P16 has a relatively short half life ranging from 30 minutes to 3.5 hours in a variety of cancer cell lines (107), yet the molecular mechanisms underlying such rapid turnover are unknown. Since it has been shown that P16 is degraded in a proteasome-dependent manner in vivo (108, 109), one might assume that like P53, P16 is led to ubiquitination-mediated proteasomal degradation upon phosphorylation. However, whilst conjugation of ubiquitin to an internal lysine is the initial event in ubiquitination-mediated proteasomal degradation of most of proteins, P16 is lysine-free (109). Moreover, endogenous P16 is completely acetylated at its N-terminus thus making P16 not suitable for non-lysine polyubiquitination at the N-terminal residue (108). In addition, the degradation of P16 is independent of ubiquitination and it only requires the 20S catalytic core, not the entire 26S proteasome, suggesting that both polyubiquitination and the 19S proteasome do not contribute to P16 turnover (108). Of note, the 26S proteasome consists of the 20S and 19S subunits. The 19S proteasome functions to bind polyubiquitinated polypeptides and drive them to the 20S catalytic core in an ATP-dependent process. Intriguingly, it has been demonstrated recently (108) that REG, an ATP- and ubiquitin-independent proteasome activator that interacts with the 20S catalytic core and enhances the latter’s activity, is physically associated with P16 in vivo, and loss of such association in REGγ-deficient cells stabilizes P16. These findings indicate the potential involvement of the REGγ pathway in P16 degradation.

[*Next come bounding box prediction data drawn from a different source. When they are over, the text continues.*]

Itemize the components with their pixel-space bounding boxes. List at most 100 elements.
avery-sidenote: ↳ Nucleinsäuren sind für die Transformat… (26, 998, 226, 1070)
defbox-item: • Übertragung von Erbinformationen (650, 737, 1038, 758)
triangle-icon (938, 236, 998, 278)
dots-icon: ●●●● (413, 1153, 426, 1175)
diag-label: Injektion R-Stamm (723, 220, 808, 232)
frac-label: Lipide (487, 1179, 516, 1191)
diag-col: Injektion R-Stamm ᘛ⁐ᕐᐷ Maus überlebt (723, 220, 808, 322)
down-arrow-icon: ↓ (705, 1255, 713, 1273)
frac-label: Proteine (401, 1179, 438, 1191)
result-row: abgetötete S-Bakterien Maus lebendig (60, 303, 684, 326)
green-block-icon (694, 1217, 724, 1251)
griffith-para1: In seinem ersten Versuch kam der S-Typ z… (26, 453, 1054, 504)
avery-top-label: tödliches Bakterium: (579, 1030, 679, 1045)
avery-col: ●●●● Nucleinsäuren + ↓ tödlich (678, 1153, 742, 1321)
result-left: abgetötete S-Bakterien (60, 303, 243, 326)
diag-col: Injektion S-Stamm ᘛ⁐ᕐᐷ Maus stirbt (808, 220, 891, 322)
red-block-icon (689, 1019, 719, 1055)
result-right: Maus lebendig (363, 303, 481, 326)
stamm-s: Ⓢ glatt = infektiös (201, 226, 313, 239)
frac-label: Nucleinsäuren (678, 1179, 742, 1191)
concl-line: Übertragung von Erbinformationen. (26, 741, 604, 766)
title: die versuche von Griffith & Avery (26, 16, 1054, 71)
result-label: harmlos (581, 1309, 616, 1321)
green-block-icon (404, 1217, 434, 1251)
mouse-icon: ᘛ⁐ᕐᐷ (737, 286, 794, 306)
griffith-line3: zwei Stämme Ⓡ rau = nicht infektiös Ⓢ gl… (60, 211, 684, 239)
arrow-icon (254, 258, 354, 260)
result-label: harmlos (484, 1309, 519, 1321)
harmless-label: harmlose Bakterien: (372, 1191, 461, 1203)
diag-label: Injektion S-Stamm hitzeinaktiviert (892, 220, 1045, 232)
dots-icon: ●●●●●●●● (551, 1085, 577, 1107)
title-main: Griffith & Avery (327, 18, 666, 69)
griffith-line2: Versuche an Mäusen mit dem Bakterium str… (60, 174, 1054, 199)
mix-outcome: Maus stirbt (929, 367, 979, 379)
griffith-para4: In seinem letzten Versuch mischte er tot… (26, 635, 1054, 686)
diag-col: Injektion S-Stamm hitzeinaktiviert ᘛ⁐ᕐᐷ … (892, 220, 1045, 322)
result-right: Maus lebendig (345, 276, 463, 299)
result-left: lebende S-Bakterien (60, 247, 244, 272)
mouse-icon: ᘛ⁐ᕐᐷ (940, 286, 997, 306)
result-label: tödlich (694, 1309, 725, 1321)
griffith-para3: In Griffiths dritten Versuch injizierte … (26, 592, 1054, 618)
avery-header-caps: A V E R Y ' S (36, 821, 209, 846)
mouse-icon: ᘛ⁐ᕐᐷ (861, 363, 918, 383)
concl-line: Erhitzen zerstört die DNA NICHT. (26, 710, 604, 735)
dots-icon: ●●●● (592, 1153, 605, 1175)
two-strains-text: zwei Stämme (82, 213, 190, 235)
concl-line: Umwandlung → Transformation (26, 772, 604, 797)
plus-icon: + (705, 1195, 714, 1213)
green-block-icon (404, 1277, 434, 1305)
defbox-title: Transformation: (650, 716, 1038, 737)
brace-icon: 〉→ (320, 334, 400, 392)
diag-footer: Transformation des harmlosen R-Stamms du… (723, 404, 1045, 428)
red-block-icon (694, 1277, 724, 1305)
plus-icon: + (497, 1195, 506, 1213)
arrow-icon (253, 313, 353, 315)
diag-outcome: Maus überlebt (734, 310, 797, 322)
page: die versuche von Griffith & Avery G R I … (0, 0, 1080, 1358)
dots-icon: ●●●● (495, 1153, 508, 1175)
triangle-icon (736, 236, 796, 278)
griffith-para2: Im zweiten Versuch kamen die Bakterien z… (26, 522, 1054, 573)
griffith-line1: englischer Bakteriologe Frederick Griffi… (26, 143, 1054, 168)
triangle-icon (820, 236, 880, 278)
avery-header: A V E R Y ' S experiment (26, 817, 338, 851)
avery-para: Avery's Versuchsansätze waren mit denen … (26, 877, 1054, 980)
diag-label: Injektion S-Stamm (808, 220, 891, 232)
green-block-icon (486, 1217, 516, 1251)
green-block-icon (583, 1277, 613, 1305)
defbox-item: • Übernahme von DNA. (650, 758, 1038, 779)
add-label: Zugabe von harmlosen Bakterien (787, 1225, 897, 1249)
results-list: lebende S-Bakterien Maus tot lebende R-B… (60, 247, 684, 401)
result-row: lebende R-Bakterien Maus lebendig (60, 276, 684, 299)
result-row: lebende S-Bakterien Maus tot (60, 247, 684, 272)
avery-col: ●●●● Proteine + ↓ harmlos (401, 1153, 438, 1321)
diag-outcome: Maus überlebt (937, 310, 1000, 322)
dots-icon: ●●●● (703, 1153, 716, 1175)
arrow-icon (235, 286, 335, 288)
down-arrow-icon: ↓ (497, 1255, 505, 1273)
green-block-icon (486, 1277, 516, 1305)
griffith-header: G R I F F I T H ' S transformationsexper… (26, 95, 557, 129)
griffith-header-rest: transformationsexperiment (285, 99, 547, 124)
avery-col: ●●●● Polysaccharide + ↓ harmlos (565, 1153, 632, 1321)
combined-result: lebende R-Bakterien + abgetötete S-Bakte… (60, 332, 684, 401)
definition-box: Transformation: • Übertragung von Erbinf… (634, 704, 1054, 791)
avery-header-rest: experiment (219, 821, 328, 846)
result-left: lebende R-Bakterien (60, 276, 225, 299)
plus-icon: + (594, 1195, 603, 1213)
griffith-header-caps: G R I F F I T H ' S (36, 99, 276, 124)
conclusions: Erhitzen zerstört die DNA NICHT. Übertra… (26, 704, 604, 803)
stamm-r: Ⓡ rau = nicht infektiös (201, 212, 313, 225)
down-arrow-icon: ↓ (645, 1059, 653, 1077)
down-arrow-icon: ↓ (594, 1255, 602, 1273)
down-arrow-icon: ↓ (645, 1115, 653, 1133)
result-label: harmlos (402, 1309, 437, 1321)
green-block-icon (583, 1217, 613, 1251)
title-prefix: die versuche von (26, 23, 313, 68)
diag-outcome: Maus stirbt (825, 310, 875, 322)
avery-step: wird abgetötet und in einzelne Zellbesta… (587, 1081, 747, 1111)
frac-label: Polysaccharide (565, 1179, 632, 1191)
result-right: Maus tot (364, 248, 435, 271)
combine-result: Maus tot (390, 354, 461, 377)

Coordination with other proteins

As described earlier, P16 functions through protein/protein interactions with diverse target proteins (16, 31). Any proteins that are able to influence the interactions between P16 and its targets could potentially contribute to the regulation of P16. Indeed, a number of proteins have been found to positively/negatively modulate the P16/CDK4 association as well as subsequent CDK4-mediated phosphorylation of pRb, most of which are relevant to human cancer. Some of these proteins are discussed below (Figure 5).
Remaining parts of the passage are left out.